Now, you're by far the most gifted mathematical mind among us...
Thanks chillyfeez
- I'm just glad I can bring something ("other than amorality") to the team
- You're definitely no slouch yourself:
Like... let's say TNL starts at (arbitrarily) 5D473F; then AND 000003 and store the result somewhere; then pull back your 5D473F and AND FFFFFC; then divide by 4; then perform all necessary functions on both (5D473C/4) and on 000003; then combine the results to get the final TNL.
After going through it a few time I'm actually pretty sure I get it - it was just a kinda Matrixesque "Whoa..." when I first read it. But that's why: you + ASM =>
FTW
To answer, though: Yes; I'd think it can! Even if I'm wrong my immediate thought was "Oh it will! Those numbers aren't pushing me around." If I'm following this right (please correct me if otherwise) looking at what I was sketching out last night I think we have it:
Same example as the last post, the largest multiplicative product ever required is 8705 (DkC @ Lv 69)
As calculated from: P x Q x R = 58 x 81 x 1.853 = 8705.394
It's after this point the rest comes into play: TNL(68) and D (for DkC) - but that's all addition
So if we multiply R x 1000 we'd end up at 8,705,394 - then drop the last three and proceed with addition. The highest number in the ROM table is 212,660 so if we do the multiplication separately we can scale up to keep precision - then drop what isn't needed before going on. It also seems we could even keep the 3rd decimal - but if omitting it would speed things up I'd live with it: most characters have a 3rd place of zero anyway - the exceptions being: DkC = 1.853, Edward = 1.472, Rosa = 1.591, and Cecil = 1.435
So laying it out this is what I've got in mind:
As before DkC is at Lv 68, and advances to Lv 69 => We need to end up at TNL(69) = 212,504
TNL currently stored in RAM: TNL(68) = 203,544
1) Pull Lv from RAM & F from ROM
2) Calculate P & Q - Using P = (Lv - F) & Q = (Lv + F + 3) (Here Lv = 68 & F = 10)
3) Multiply P x Q and store (I'll call it M_1)
4) Load R From the ROM & Shift out of decimal range:
R = R * (100 or 128) or, if possible, R = R * (1000 or 1024)

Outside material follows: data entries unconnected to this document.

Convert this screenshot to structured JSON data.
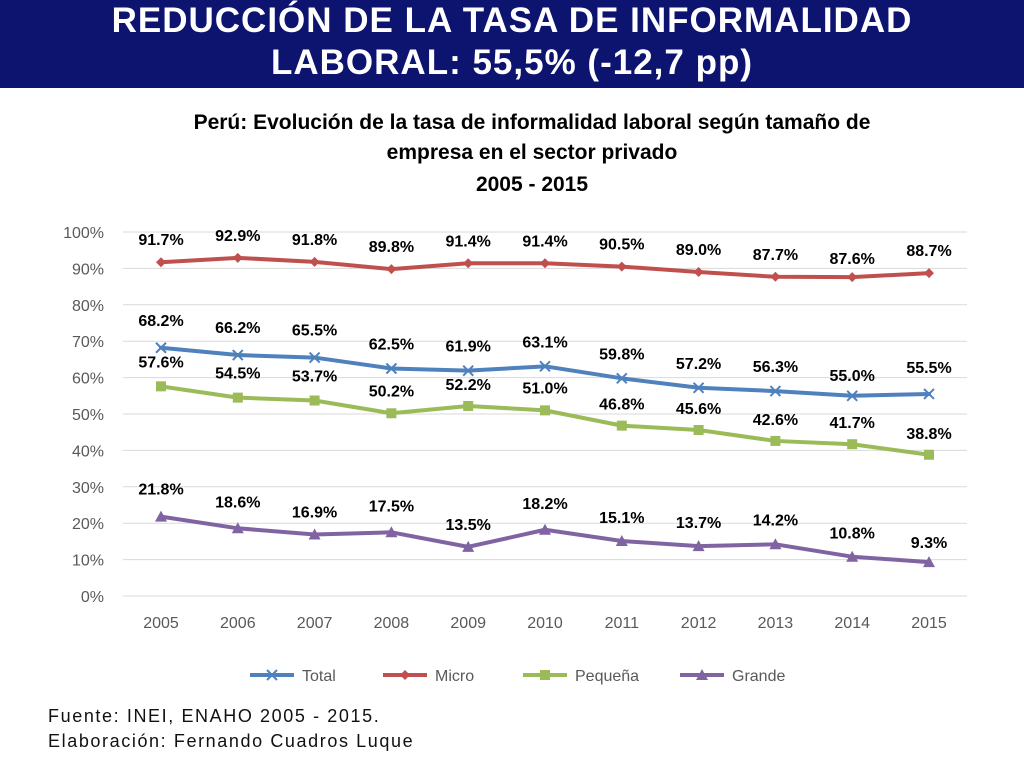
{
  "header": {
    "title_line1": "REDUCCIÓN DE LA TASA DE INFORMALIDAD",
    "title_line2": "LABORAL: 55,5% (-12,7 pp)"
  },
  "chart_data": {
    "type": "line",
    "title": [
      "Perú: Evolución de la tasa de informalidad laboral según tamaño de",
      "empresa en el sector privado",
      "2005 - 2015"
    ],
    "x": [
      "2005",
      "2006",
      "2007",
      "2008",
      "2009",
      "2010",
      "2011",
      "2012",
      "2013",
      "2014",
      "2015"
    ],
    "ylim": [
      0,
      100
    ],
    "yticks": [
      "0%",
      "10%",
      "20%",
      "30%",
      "40%",
      "50%",
      "60%",
      "70%",
      "80%",
      "90%",
      "100%"
    ],
    "grid": true,
    "legend": "bottom",
    "series": [
      {
        "name": "Total",
        "color": "#4f81bd",
        "marker": "x",
        "values": [
          68.2,
          66.2,
          65.5,
          62.5,
          61.9,
          63.1,
          59.8,
          57.2,
          56.3,
          55.0,
          55.5
        ],
        "labels": [
          "68.2%",
          "66.2%",
          "65.5%",
          "62.5%",
          "61.9%",
          "63.1%",
          "59.8%",
          "57.2%",
          "56.3%",
          "55.0%",
          "55.5%"
        ]
      },
      {
        "name": "Micro",
        "color": "#c0504d",
        "marker": "diamond",
        "values": [
          91.7,
          92.9,
          91.8,
          89.8,
          91.4,
          91.4,
          90.5,
          89.0,
          87.7,
          87.6,
          88.7
        ],
        "labels": [
          "91.7%",
          "92.9%",
          "91.8%",
          "89.8%",
          "91.4%",
          "91.4%",
          "90.5%",
          "89.0%",
          "87.7%",
          "87.6%",
          "88.7%"
        ]
      },
      {
        "name": "Pequeña",
        "color": "#9bbb59",
        "marker": "square",
        "values": [
          57.6,
          54.5,
          53.7,
          50.2,
          52.2,
          51.0,
          46.8,
          45.6,
          42.6,
          41.7,
          38.8
        ],
        "labels": [
          "57.6%",
          "54.5%",
          "53.7%",
          "50.2%",
          "52.2%",
          "51.0%",
          "46.8%",
          "45.6%",
          "42.6%",
          "41.7%",
          "38.8%"
        ]
      },
      {
        "name": "Grande",
        "color": "#8064a2",
        "marker": "triangle",
        "values": [
          21.8,
          18.6,
          16.9,
          17.5,
          13.5,
          18.2,
          15.1,
          13.7,
          14.2,
          10.8,
          9.3
        ],
        "labels": [
          "21.8%",
          "18.6%",
          "16.9%",
          "17.5%",
          "13.5%",
          "18.2%",
          "15.1%",
          "13.7%",
          "14.2%",
          "10.8%",
          "9.3%"
        ]
      }
    ]
  },
  "footer": {
    "source": "Fuente: INEI, ENAHO 2005 - 2015.",
    "author": "Elaboración: Fernando Cuadros Luque"
  }
}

5) Recall M_1 and multiply by R
Largest Possible Value: P x Q x R = 58 x 81 x (1.853 x 1000) = 8,705,394
6) Shift back yielding: 8,705,394 ---> 8,705
7) Load D for DkC (D = 255)
8) Add to the above: 8,705 + 255 = 8,960
9) Load TNL(68) (From RAM) and add last result:
203,544 + 8,960 = 212,504
I didn't cheat, right? Because if not I think we got it! Three-decimal precision and all. I can also easily redefine the R values so that they scale in binary:
R --> R * 1024 so 1.853 x 1024 = 1897.472 => 1897
Which then when carried through and ends up as:
P x Q x R = 58 x 81 x (1897) = 8,912,106 --> 8703.229 => 8,703
8,703 (for 1024) vs 8,705 (for 1000) - I'd accept that for the sake of faster, easier computation:
Overall how it looks at the end is:
212,486 (for 1024) vs 212,504 (for 1000) => Error = 212,504 - 212,486 = 18
The ROM table lists 212,468 so the binary shift result is closer anyway!
OK! (Phew...) I'm going to pause here and let you have a look; but I think we've got it! I'm going to start another post with some more math info I collected.